Ayrı toplanması gerekiyor
Bitkisel atık yağlar, atıksu toplama sistemlerinin daralmasına ve tıkanmasına; toprak kirlenmesi ile beraber yeraltı suyu kirlenmesine sebep olur. Bu nedenle ayrı toplanması gereklidir. Atık elektrikli ve elektronik eşyalar, içeriğinde bulunan ağır metaller nedeniyle çevre ve insan sağlığına zararlı etkilerde bulunabilecek atıklardandır ve ayrı toplanması sağlanmalıdır. Atık piller, içeriğinde bulunan ağır metaller nedeniyle çevre ve insan sağlığına zararlı etkilerde bulunabilecek atıklardandır ve ayrı toplanması gereklidir. Tehlikeli atıklar; yanıcı, yakıcı, kanserojen, patlayıcı, tahriş edici, zehirli atıklardandır ve ayrı toplanması sağlanmalıdır.
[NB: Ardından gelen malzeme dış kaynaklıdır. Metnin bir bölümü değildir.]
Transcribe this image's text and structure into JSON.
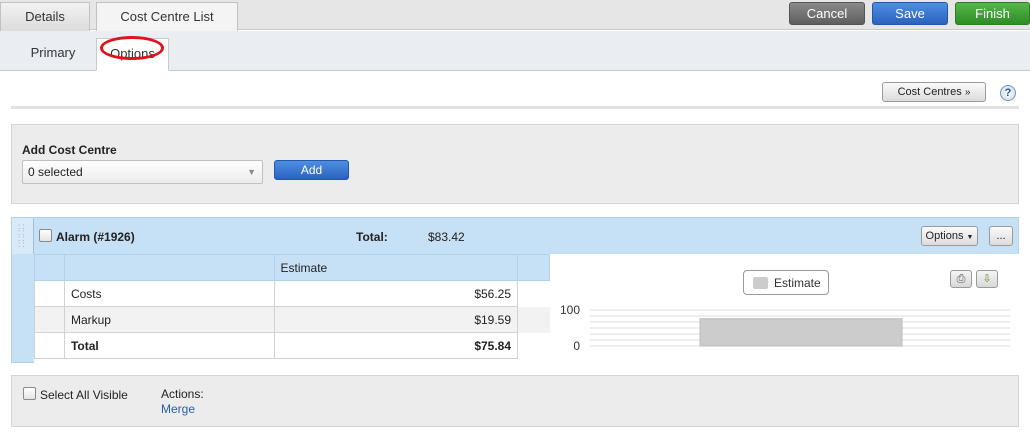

Tıbbi atıklar, doğrudan veya aracı hayvanlarla bulaşan, cüzzam, veba, kolera, dizanteri, tüberküloz, kuduz, sıtma gibi hastalıklara sebebiyet verebilen atıklardandır. Bu nedenle hiçbir suretle diğer atıklarla karıştırılmamalı, ayrı olarak toplanması sağlanmalıdır. Ayrı ayrı toplanan atıklar, geçici depolama alanında depolanır. Geçici depolama alanına gelen ve çıkan tüm atıkların kayıtları tutulur. Değerlendirilebilir atıklar çevre lisanslı geri kazanım tesislerine, değerlendirilemeyen atıklar ise çevre lisanslı bertaraf tesislerine gönderilir. Proje kapsamında planlanan çalışmalar Sıfır Atık Projesi, 2018-2023 dönemini içeren Sıfır Atık Yönetimi Eylem Planı çerçevesinde aşamalı olarak hayata geçirilecektir. Sıfır Atık Projesi’nin 2018 itibariyle aşamalı olarak; kamu kurumlarında, havaalanı, otogar, tren garı gibi terminallerde, eğitim kurumlarında, alışveriş merkezlerinde, hastanelerde, otel, restoran gibi eğlen-dinlen tesislerinde, büyük iş yerlerinde uygulanması ve 2023 yılında tüm Türkiye’de uygulamaya geçilmesi hedeflenmektedir.”